Date Published: November 25, 2015
Publisher: Public Library of Science
Author(s): Arianna Andreoli, Ferdinand Mou, Jacques C. Minyem, Fidèle G. Wantong, Djeunga Noumen, Paschal K. Awah, Gerd Pluschke, Alphonse Um Boock, Martin W. Bratschi, Pamela L. C. Small. http://doi.org/10.1371/journal.pntd.0004102
Partial Text: On March 7, 2011, an 11-year-old boy from the town of Bankim in the Adamaoua Region of Cameroon—a known endemic focus of Buruli ulcer (BU) —was accompanied by his father to the district hospital in Bankim. The patient presented with a BU lesion classified as Category II, according to the classifications of the World Health Organization (WHO). The partially ulcerated plaque lesion, which was approximately 14 x 6 cm in size, had undermined edges characteristic of BU (Fig 1A) [2,3]. Following clinical examination and sample collection for diagnosis, the patient’s family refused the standard WHO-recommended treatment for BU, which consists of daily rifampicin (10 mg/kg orally) and streptomycin (15mg/kg intramuscularly) for eight weeks , and the patient left the hospital. Wound exudates collected from the patient tested positive in the Mycobacterium ulcerans-specific IS2404 quantitative polymerase chain reaction (qPCR) assay  with threshold cycle (Ct) values ranging from 20.0 to 28.6, indicating a high mycobacterial load. Swab exudates were also used for the initiation of a M. ulcerans primary culture on Löwenstein-Jensen medium, as previously described . After 8.5 weeks of incubation at 30°C, mycobacterial growth was observed, and the cultured mycobacteria were reconfirmed as M. ulcerans by IS2404 colony PCR . Whole genome sequencing of the isolate reconfirmed that it belongs to the local clonal complex of M. ulcerans .

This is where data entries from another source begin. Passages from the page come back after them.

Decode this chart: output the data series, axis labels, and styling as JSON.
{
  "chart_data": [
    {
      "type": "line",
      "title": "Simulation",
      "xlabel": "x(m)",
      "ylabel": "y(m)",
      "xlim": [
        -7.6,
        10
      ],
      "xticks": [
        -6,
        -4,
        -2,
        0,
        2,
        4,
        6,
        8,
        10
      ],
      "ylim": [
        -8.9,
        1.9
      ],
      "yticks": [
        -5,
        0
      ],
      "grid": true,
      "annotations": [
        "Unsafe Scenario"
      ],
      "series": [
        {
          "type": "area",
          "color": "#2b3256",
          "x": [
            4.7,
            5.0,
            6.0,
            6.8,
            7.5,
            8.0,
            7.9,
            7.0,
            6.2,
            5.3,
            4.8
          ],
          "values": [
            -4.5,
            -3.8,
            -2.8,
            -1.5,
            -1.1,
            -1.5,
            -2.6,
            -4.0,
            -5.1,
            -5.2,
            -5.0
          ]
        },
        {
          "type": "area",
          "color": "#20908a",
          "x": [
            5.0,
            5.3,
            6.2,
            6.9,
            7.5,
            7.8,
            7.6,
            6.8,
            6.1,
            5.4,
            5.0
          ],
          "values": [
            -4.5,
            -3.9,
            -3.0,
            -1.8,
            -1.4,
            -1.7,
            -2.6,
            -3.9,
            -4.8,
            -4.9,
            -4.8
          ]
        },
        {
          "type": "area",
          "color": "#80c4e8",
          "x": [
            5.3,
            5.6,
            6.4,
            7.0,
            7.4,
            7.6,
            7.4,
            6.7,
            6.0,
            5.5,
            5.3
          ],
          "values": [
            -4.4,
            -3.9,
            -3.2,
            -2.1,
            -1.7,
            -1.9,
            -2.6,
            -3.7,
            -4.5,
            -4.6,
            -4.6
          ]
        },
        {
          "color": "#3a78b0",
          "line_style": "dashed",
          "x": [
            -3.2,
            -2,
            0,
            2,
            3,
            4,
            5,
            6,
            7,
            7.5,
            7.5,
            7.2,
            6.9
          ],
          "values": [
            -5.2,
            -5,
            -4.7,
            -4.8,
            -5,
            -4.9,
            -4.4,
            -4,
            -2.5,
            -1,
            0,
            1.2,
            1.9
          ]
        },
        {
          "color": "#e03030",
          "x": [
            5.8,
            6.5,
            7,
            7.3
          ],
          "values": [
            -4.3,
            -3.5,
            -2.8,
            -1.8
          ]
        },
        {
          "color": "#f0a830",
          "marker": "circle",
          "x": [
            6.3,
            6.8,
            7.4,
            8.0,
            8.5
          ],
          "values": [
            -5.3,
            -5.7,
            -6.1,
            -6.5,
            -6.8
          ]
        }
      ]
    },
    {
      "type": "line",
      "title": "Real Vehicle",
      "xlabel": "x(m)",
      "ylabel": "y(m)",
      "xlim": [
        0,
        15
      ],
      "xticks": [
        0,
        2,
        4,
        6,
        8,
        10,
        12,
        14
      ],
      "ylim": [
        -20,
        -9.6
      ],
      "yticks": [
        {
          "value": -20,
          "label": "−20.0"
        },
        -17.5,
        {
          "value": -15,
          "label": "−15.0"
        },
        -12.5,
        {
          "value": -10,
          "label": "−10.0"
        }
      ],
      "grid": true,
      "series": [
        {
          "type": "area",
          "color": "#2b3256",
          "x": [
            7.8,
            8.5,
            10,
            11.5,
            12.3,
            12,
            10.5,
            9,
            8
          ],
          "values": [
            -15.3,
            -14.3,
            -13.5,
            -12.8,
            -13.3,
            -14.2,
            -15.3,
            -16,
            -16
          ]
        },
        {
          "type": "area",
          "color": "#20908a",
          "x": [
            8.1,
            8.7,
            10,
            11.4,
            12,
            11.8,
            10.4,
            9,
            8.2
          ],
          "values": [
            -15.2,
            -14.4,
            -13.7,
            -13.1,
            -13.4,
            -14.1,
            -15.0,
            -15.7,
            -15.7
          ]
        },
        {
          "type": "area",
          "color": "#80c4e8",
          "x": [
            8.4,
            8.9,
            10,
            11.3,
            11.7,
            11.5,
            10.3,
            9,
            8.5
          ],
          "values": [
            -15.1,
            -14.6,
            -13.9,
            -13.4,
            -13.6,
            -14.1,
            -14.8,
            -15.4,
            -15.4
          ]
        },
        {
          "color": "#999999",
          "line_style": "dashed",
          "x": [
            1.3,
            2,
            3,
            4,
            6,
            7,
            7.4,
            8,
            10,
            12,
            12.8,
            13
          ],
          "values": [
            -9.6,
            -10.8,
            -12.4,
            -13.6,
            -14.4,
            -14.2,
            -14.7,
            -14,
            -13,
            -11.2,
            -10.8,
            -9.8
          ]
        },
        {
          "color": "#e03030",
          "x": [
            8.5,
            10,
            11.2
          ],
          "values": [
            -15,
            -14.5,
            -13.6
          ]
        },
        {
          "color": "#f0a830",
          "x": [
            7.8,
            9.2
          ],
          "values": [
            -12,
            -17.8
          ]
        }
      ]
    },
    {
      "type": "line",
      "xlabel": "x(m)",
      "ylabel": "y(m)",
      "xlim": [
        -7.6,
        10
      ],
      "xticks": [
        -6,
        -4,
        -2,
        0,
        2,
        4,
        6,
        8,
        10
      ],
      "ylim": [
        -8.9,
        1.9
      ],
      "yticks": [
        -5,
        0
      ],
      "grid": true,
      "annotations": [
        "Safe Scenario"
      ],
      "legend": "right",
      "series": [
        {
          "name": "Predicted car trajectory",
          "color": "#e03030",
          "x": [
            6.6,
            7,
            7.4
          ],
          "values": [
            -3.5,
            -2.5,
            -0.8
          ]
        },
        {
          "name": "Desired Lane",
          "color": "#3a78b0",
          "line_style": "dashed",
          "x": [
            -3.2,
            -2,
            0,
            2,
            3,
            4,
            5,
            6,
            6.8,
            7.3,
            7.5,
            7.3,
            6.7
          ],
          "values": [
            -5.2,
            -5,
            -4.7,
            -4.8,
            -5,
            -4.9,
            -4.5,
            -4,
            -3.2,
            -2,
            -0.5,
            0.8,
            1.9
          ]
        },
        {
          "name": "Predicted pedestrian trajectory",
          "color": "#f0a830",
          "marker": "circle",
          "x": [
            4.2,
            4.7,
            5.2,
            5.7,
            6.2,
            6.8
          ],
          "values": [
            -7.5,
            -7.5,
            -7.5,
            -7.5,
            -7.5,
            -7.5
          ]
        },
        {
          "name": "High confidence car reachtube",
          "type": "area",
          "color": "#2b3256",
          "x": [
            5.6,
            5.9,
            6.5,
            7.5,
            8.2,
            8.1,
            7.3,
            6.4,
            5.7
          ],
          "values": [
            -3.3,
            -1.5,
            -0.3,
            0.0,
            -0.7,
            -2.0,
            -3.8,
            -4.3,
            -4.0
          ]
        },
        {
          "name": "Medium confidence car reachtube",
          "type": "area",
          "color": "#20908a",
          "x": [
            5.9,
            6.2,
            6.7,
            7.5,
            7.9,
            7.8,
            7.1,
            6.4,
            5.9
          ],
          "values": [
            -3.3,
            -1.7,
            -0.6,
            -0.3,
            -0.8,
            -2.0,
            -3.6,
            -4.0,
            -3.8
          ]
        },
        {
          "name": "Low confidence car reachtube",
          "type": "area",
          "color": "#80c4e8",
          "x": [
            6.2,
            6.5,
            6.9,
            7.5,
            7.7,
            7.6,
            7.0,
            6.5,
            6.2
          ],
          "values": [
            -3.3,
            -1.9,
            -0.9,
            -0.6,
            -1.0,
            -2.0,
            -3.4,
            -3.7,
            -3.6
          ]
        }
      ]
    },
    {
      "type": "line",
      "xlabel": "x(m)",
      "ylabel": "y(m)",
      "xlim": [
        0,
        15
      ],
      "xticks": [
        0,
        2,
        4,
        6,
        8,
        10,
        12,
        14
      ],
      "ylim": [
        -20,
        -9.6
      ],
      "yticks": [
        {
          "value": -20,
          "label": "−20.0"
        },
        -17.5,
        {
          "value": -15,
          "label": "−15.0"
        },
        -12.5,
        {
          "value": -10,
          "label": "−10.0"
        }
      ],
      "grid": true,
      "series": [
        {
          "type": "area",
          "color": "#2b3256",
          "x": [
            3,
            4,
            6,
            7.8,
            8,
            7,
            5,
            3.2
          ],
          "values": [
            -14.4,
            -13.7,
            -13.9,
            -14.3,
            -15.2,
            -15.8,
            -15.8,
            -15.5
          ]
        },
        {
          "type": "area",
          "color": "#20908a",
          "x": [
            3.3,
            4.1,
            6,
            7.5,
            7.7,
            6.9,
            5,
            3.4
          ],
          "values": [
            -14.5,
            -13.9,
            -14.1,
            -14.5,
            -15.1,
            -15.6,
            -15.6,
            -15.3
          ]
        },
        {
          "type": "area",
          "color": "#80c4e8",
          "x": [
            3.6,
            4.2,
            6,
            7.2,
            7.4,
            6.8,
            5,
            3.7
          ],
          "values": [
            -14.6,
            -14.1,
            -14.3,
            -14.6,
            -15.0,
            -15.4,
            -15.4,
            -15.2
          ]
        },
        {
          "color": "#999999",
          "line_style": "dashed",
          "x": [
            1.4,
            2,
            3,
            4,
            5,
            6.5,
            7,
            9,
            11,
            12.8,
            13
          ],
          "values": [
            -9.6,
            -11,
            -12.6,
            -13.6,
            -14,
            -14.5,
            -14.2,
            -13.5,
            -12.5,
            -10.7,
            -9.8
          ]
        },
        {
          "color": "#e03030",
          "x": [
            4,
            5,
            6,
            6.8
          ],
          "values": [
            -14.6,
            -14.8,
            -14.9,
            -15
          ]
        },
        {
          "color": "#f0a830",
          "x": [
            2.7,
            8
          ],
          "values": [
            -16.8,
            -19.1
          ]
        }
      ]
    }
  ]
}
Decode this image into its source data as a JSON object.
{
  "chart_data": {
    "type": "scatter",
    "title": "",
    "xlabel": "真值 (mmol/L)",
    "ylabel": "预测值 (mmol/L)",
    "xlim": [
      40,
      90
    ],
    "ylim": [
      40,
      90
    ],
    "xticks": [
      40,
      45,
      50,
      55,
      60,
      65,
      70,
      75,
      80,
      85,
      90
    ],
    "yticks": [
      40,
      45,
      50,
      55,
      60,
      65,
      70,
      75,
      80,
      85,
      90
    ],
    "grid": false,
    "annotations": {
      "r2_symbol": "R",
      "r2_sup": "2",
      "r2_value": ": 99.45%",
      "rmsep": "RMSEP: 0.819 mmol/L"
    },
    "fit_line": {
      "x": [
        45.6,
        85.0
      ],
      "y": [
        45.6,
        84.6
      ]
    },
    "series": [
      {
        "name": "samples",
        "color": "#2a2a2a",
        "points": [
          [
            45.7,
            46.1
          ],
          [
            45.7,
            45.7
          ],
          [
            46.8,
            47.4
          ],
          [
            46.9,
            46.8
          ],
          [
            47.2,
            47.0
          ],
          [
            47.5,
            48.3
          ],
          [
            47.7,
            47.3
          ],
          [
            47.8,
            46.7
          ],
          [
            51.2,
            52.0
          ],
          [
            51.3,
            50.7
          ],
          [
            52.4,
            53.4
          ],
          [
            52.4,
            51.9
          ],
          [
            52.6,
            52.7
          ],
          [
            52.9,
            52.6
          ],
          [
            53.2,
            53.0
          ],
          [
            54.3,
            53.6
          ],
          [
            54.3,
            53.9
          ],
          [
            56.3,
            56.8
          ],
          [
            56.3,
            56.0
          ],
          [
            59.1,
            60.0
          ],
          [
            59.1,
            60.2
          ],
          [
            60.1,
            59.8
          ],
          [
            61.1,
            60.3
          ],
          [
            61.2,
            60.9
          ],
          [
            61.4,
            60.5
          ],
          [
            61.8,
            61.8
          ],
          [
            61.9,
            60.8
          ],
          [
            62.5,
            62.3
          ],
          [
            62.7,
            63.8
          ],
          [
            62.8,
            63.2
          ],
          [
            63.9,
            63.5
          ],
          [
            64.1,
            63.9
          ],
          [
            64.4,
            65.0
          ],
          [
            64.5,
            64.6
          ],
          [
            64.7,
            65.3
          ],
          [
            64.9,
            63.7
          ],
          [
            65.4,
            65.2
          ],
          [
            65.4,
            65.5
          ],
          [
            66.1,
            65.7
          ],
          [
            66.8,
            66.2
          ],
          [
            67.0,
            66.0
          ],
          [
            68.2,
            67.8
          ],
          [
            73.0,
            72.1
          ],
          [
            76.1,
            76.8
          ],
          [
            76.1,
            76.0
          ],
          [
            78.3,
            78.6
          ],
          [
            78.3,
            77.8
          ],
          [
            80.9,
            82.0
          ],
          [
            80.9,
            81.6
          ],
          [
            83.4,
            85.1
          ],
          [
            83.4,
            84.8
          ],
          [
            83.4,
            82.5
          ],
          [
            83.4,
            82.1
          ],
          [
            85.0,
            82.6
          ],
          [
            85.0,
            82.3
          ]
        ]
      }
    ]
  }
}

The clinical presentation of M. ulcerans disease ranges from non-ulcerative nodules, plaques, or oedema to ulcers. The disease often starts as a non-painful nodule or indurated area, which may then ulcerate and develop BU-characteristic features, including undermined edges . Large ulcerative lesions at joints, like the one described here, often take a particularly long time to heal completely and are often associated with long-term complications, such as disabilities in the form of contractures or limitations in movement. These long-term sequelae of BU may occur even if the patient receives the recommended antibiotic treatment and regular wound care . Furthermore, patients with large lesions require physiotherapy and rehabilitation in addition to the antibiotic treatment and wound care [11,12].